Communication compliance

Communication compliance in the Microsoft Purview compliance portal helps minimize communication risks by enabling organizations to detect, capture, and take remediation actions for inappropriate messages. Predefined and custom policies in communication compliance make it possible to scan internal and external communications for policy matches so they can be examined by chosen reviewers.

Identifying and resolving compliance issues with communication compliance in Microsoft Purview uses the following workflow:

• Configure – in this step, admins identify compliance requirements and configure applicable communication compliance policies.

• Investigate – admins look deeper into the issues detected when matching your communication compliance policies. Tools and steps that help include alerts, issue management to help remediation, document reviews, reviewing user history, and filters.

• Remediate – remediate communications compliance issues.

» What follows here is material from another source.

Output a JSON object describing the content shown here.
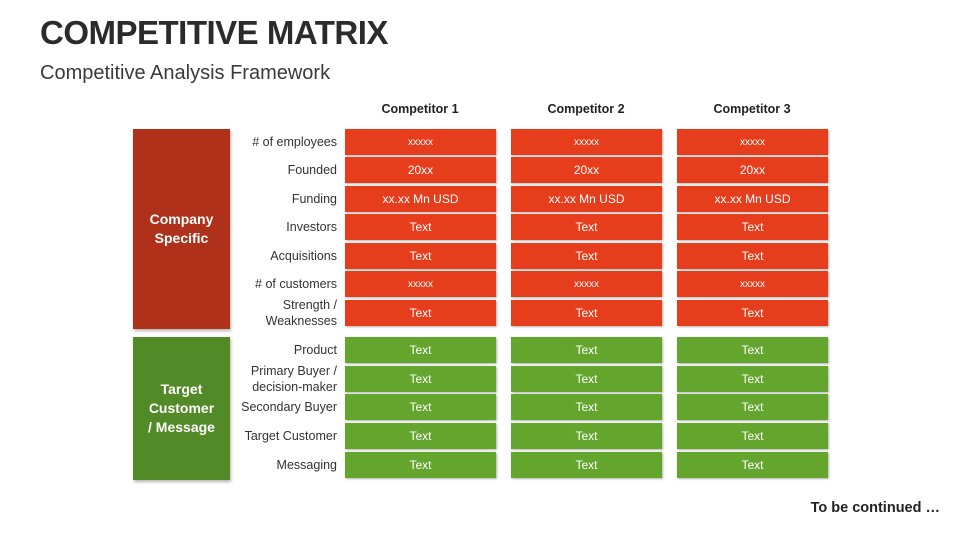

Options include resolving an alert, tagging a message, notifying the user, escalating to another reviewer, marking an alert as a false positive, removing a message in Teams, and escalating for investigation.

• Monitor – Keeping track and managing compliance issues identified by communication compliance policies spans the entire workflow process. Communication compliance dashboard widgets, export logs, and events recorded in the unified audit logs can be used to continually evaluate and improve your compliance posture.

Communication compliance enables reviewers to investigate scanned emails, and messages across Microsoft Teams, Exchange Online, Yammer, or third-party communications in an organization, taking appropriate remediation actions to make sure they're compliant with the organization's message standards.

Some important compliance areas where communication compliance policies can assist with reviewing messages include:

• Corporate policies - Users have to follow corporate policies like usage and ethical standards in their day-to-day business communications. With communication compliance, admins can scan user communications across the organization for potential concerns of offensive language or harassment.

• Risk management - Communication compliance can help admins scan for unauthorized communication about projects that are considered to be confidential, such as acquisitions, earnings disclosures, and more.

• Regulatory compliance - Most organizations are expected to follow some regulatory compliance standards during their day-to-day operations. For example, a regulation might require organizations to review communications of its brokers to safeguard against potential insider trading, money laundering, or bribery. Communication compliance enables the organization to scan and report on these types of communications in a way that meets their requirements.